I can still get it, but rarely, and never at the nearly-crippling level I had it before.


#6

Hello, WH.

  You mentioned feelings of negativity.  Do you have these feelings when you are alone only or when people are around too?  (Let's say you have guests over.)  If you have them when people are around too, I would be more concerned.  Also, how long have you lived on your own?  At 19 and being out and about for the first time ever, that in and of itself is a BIG adjustment.  Just relax and give yourself time to adjust to your brand-new living situation, if this is the case.  

 I know when I first got engaged to my husband, I lived in an apartment by myself.  Everything was fine until I went to bed.  Then I would stare at the ceiling noticing just how very QUIET everything was and how CREEPY that was.  In time, that anxiety passed, however.  I know!  Try this:  Right before you go to sleep, pick up the phone and call your girlfriend.  Talk to her while lying in your bed.  That way, her voice is the last one you hear; you can tell her goodnight and go right to sleep!  In fact, if I remember correctly, this may have been one thing I did to help myself.  See if that'll work for ya.  One surefire reason it wouldn't work is if she isn't a "phone" person and calling her every night like that would annoy her.  But I would say the chances of that being the case are slim to none; it's usually the guys who are not "phone people."  

 Lemme know if this helps.  Have a nice weekend!

Tracy


#7

You have depression. Some people just have it at night. You should talk to a doctor.


#8

I totally agree with having a bedtime routine. A routine like this will “signal” your body into winding down. And I also agree with above suggestion about reading a book in bed! That almost always does the trick for me. :slight_smile:

And then, like another poster, I’d suggest going to your dr. to talk about your restlessness. If you aren’t getting good sleep at night, then you’re just wrecked for the next day; maybe talk to your dr. about a prescription sleep aid that you can use temporarily. Your dr. can also help you determine if your situation is due to anxiety or depression or something else, and then you might also consider some counseling for that.
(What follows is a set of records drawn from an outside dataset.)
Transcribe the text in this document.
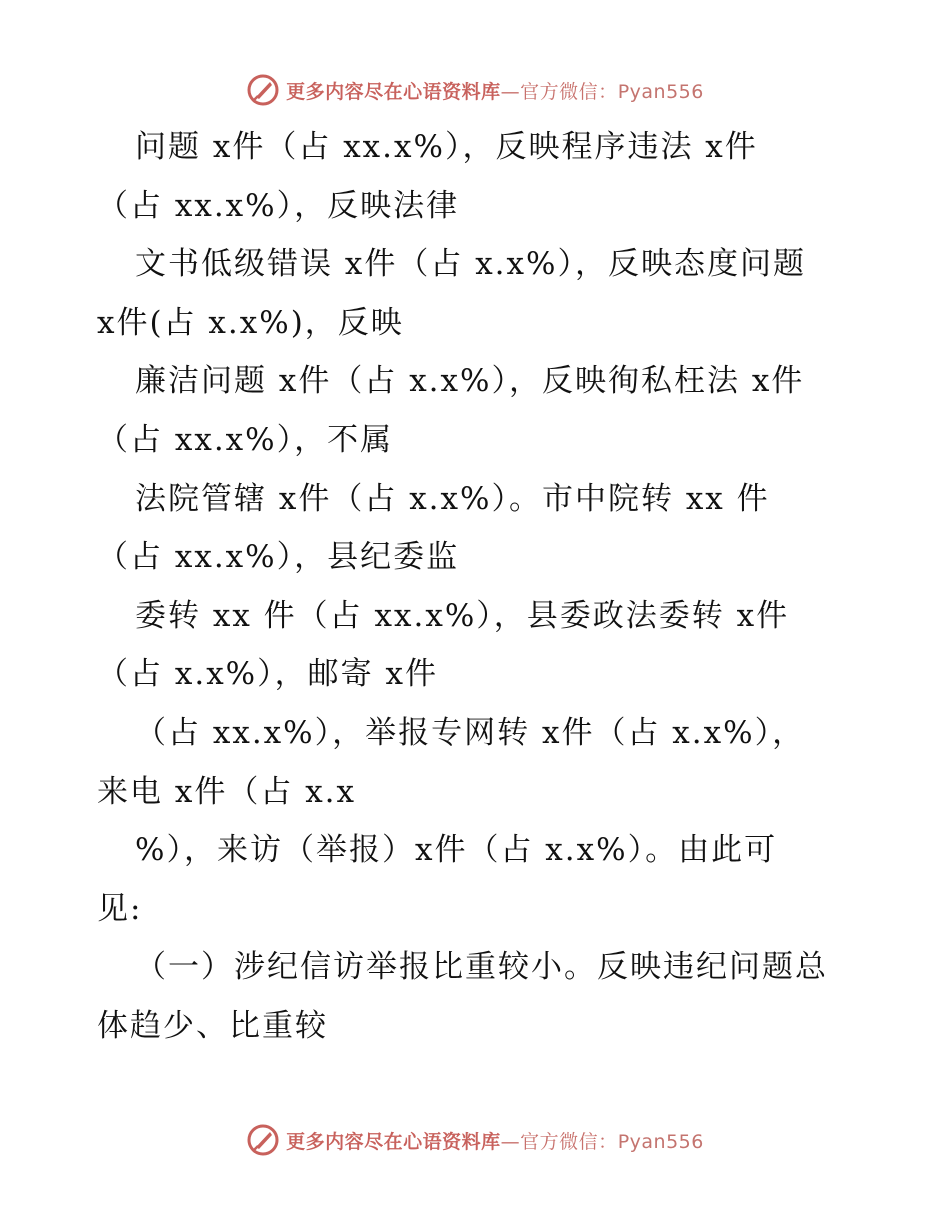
更多内容尽在心语资料库—官方微信：Pyan556
问题 x件（占 xx.x%），反映程序违法 x件
（占 xx.x%），反映法律
文书低级错误 x件（占 x.x%），反映态度问题
x件(占 x.x%)，反映
廉洁问题 x件（占 x.x%），反映徇私枉法 x件
（占 xx.x%），不属
法院管辖 x件（占 x.x%）。市中院转 xx 件
（占 xx.x%），县纪委监
委转 xx 件（占 xx.x%），县委政法委转 x件
（占 x.x%），邮寄 x件
（占 xx.x%），举报专网转 x件（占 x.x%），
来电 x件（占 x.x
%），来访（举报）x件（占 x.x%）。由此可
见:
（一）涉纪信访举报比重较小。反映违纪问题总
体趋少、比重较
更多内容尽在心语资料库—官方微信：Pyan556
Lots of options for you to consider! Best of luck; now get some sleep! :heart:


#9

Could not agree more! Try the Rosary at night to try to calm yourself. My sister sent me some Sleepy Time Tea. It is non-addictive, herbal tea. I haven’t tried it yet, but she uses it with good results. Don’t be too down on yourself, a lot of people struggle with anxiety, especially at night. There is so much on the internet about it, but I would try the Rosary first to see if you can work through it before going to other means.


#10

I know people who have problems when there’s little sunshine for a prolonged time, such as in the winter season. As in you leave for work when it’s still dark and you leave for home when it already is.


#11

I get this when my husband works an evening shift. I get illogically terrified and panicky. It helps if someone can come and keep me company, or if I can get out for a while. I suffer from depression, so that might have something to do with it.


#12

I only feel this when I’m alone at night. Perhaps I’ll start praying the Rosary more often. :slight_smile:


#13

When I suffered from depression and anxiety, it was always worse at night. I would feel anxious and clostraphobic alone in the dark–even with every light in the house on from sundown to sunup, I still would feel miserable. The sensation, at least for me, was one of drowning in the darkness. What made it worse was that I couldn’t pull myself out of that darkness; it was there until dawn, no matter what.
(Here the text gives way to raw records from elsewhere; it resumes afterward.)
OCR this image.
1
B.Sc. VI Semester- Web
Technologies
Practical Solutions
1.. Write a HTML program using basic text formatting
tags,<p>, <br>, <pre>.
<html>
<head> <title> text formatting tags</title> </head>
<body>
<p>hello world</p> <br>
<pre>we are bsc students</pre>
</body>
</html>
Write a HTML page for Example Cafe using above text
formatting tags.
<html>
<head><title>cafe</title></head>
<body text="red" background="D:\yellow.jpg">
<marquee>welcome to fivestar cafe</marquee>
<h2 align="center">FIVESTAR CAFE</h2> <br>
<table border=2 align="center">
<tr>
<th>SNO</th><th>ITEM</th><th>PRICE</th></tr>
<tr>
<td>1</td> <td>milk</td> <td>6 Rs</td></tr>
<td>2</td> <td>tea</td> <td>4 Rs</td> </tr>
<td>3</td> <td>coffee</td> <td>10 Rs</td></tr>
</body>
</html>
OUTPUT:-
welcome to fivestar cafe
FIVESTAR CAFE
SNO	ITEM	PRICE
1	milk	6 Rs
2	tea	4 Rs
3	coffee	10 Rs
Part of the issue here would probably be a chemical produced by your brain called endorphins, which greatly affect one’s preception of and activities during day and night. One thing that can help keep endorphins at a regular level is excercise, which could be a possible cure.
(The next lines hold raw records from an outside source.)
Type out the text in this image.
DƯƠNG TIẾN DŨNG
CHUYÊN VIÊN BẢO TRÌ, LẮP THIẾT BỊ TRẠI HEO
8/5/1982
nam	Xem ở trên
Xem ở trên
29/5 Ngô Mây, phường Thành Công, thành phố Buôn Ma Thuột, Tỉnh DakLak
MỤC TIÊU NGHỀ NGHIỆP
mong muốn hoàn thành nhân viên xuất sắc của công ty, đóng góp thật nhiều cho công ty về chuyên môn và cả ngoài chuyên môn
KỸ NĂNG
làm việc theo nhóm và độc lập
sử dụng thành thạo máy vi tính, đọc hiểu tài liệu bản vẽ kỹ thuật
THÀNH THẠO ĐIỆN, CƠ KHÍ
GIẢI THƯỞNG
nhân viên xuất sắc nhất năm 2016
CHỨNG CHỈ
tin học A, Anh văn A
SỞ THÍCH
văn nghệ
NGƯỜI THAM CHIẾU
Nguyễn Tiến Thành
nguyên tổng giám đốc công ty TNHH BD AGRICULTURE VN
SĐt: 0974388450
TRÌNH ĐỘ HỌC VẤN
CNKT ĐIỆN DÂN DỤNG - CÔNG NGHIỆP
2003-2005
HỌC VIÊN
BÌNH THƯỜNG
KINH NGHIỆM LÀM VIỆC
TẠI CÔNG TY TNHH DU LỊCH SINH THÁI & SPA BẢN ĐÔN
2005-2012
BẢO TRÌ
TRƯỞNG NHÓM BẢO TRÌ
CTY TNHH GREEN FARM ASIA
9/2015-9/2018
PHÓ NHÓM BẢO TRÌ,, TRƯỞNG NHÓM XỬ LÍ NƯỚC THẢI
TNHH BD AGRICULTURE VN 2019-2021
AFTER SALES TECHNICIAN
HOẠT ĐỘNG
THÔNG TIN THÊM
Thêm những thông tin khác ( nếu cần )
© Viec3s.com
Hence, in conjunction with the other things mentioned, you should probably try a bedtime routine, exercise, prayer (which does wonders for anxiety), and most importantly see a doctor. Everyone of us can here on this forum can give you advise, but it is still no substitute for the opinion of a Doctor. Even if someone on the forums happens to be one, it is quite difficult to diagnose something over the internet.